Bomet Governor Hillary Barchok has revealed plans of delivering the second consignment of tea to the Islamic State of Iran in a bid to solidify economic cooperation between the two countries, especially in the agricultural sector.
Bomet County plan on exporting second consignment of tea to Iran
Iran, Kenya explore avenues of mutual economic co-op.
Towards the end of September, the county chief travelled to the Middle East country with a delegation of 15 people to deliver the consignment.
The consignment was flagged off from the county two months ago, and in September 30, Dr. Barchok ensured that the delivery of the tea in the foreign country was beamed live on social media as evidence that he meant business.
The deal to start selling tea directly to Iran had kicked off a heated debate which saw the Ministry of Agriculture through Cabinet Secretary Peter Munya weigh in on the matter.

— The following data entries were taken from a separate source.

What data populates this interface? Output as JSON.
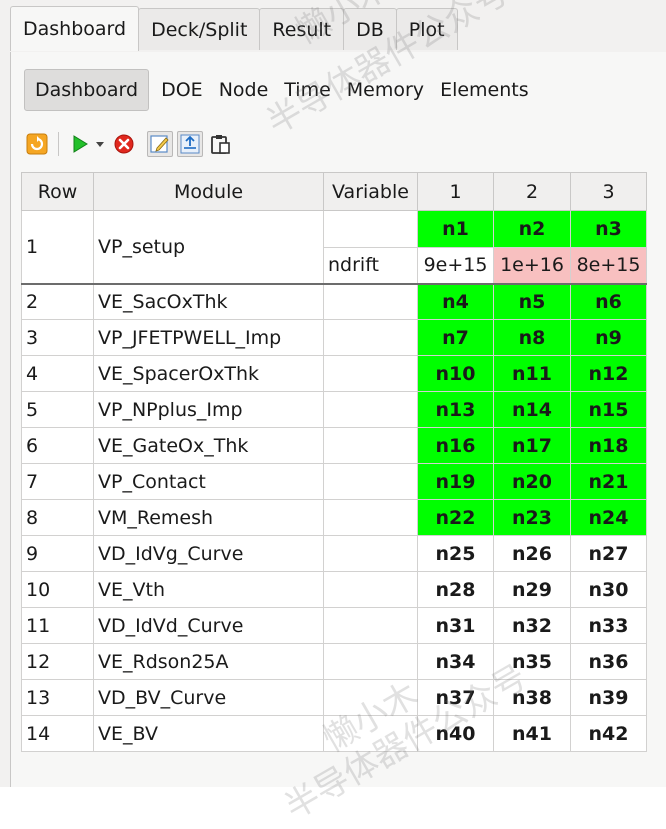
{
  "top_tabs": [
    {
      "label": "Dashboard",
      "active": true
    },
    {
      "label": "Deck/Split",
      "active": false
    },
    {
      "label": "Result",
      "active": false
    },
    {
      "label": "DB",
      "active": false
    },
    {
      "label": "Plot",
      "active": false
    }
  ],
  "sub_tabs": [
    {
      "label": "Dashboard",
      "active": true
    },
    {
      "label": "DOE"
    },
    {
      "label": "Node"
    },
    {
      "label": "Time"
    },
    {
      "label": "Memory"
    },
    {
      "label": "Elements"
    }
  ],
  "toolbar": {
    "icons": [
      "refresh-icon",
      "run-icon",
      "dropdown-arrow-icon",
      "stop-icon",
      "edit-icon",
      "export-icon",
      "clipboard-icon"
    ]
  },
  "table": {
    "headers": [
      "Row",
      "Module",
      "Variable",
      "1",
      "2",
      "3"
    ],
    "row1": {
      "row": "1",
      "module": "VP_setup",
      "sub": [
        {
          "variable": "",
          "values": [
            "n1",
            "n2",
            "n3"
          ]
        },
        {
          "variable": "ndrift",
          "values": [
            "9e+15",
            "1e+16",
            "8e+15"
          ]
        }
      ]
    },
    "rows": [
      {
        "row": "2",
        "module": "VE_SacOxThk",
        "variable": "",
        "values": [
          "n4",
          "n5",
          "n6"
        ],
        "green": true
      },
      {
        "row": "3",
        "module": "VP_JFETPWELL_Imp",
        "variable": "",
        "values": [
          "n7",
          "n8",
          "n9"
        ],
        "green": true
      },
      {
        "row": "4",
        "module": "VE_SpacerOxThk",
        "variable": "",
        "values": [
          "n10",
          "n11",
          "n12"
        ],
        "green": true
      },
      {
        "row": "5",
        "module": "VP_NPplus_Imp",
        "variable": "",
        "values": [
          "n13",
          "n14",
          "n15"
        ],
        "green": true
      },
      {
        "row": "6",
        "module": "VE_GateOx_Thk",
        "variable": "",
        "values": [
          "n16",
          "n17",
          "n18"
        ],
        "green": true
      },
      {
        "row": "7",
        "module": "VP_Contact",
        "variable": "",
        "values": [
          "n19",
          "n20",
          "n21"
        ],
        "green": true
      },
      {
        "row": "8",
        "module": "VM_Remesh",
        "variable": "",
        "values": [
          "n22",
          "n23",
          "n24"
        ],
        "green": true
      },
      {
        "row": "9",
        "module": "VD_IdVg_Curve",
        "variable": "",
        "values": [
          "n25",
          "n26",
          "n27"
        ],
        "green": false
      },
      {
        "row": "10",
        "module": "VE_Vth",
        "variable": "",
        "values": [
          "n28",
          "n29",
          "n30"
        ],
        "green": false
      },
      {
        "row": "11",
        "module": "VD_IdVd_Curve",
        "variable": "",
        "values": [
          "n31",
          "n32",
          "n33"
        ],
        "green": false
      },
      {
        "row": "12",
        "module": "VE_Rdson25A",
        "variable": "",
        "values": [
          "n34",
          "n35",
          "n36"
        ],
        "green": false
      },
      {
        "row": "13",
        "module": "VD_BV_Curve",
        "variable": "",
        "values": [
          "n37",
          "n38",
          "n39"
        ],
        "green": false
      },
      {
        "row": "14",
        "module": "VE_BV",
        "variable": "",
        "values": [
          "n40",
          "n41",
          "n42"
        ],
        "green": false
      }
    ]
  },
  "watermark": {
    "line1": "懒小木",
    "line2": "半导体器件公众号"
  },
  "colors": {
    "green_cell": "#00ff00",
    "pink_cell": "#f8c0c0"
  }
}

Munya had termed the deal as fake, saying the county neither involved the ministry nor Kenya Tea Development Agency (KTDA). He asked the farmers to ignore it.
The CS said there was no tea from Bomet that passed through the Port of Mombasa to Iran.
Iran Chamber of Commerce, Industries, Mines and Agriculture (ICCIMA) hosted a meeting with a Kenyan trade where they revealed plans to launch a joint venture in the field of tea in Lahijan, Iran.
Speaking in the meeting ICCIMA Deputy Head for International Affairs Mohammadreza Karbasi pointed to Kenya’s significant position in East Africa, and said:
"This country is one of the top industrialized countries in East Africa and one of the influential members of the Common Market for Eastern and Southern Africa (COMESA).”
“Considering its crucial and strategic port of Mombasa and its port infrastructure, Kenya can facilitate maritime transport for economic operators in the East African region,” Karbasi added.
Given the current conditions and capacities of Kenya in various sectors such as overseas agriculture, food processing, as well as livestock and meat production, there is a very good opportunity for economic cooperation between Iran and Kenya, the official stated.
Karbasi put the two countries' trade in 2020 at about $60 million, noting that considering the two sides' great capacities it is possible to increase the level of trade up to $500 million next year.
According to the official, Iran can meet Kenya's needs in the fields of oil derivatives and bitumen, petrochemical products, health tourism, medicine, and food.
Kenya, on the other hand, can meet the needs of the Iranian market in the field of cocoa, coffee, tea, grains, as well as food and livestock products.
“Given the good cooperation capacity between Iran and Kenya, a ceiling of $6 billion is projected for the economic exchanges between the two countries, but its realization requires a long-term view of the officials of the two countries and the necessary bedrock for the activities of traders in Iran and Kenya,” he added.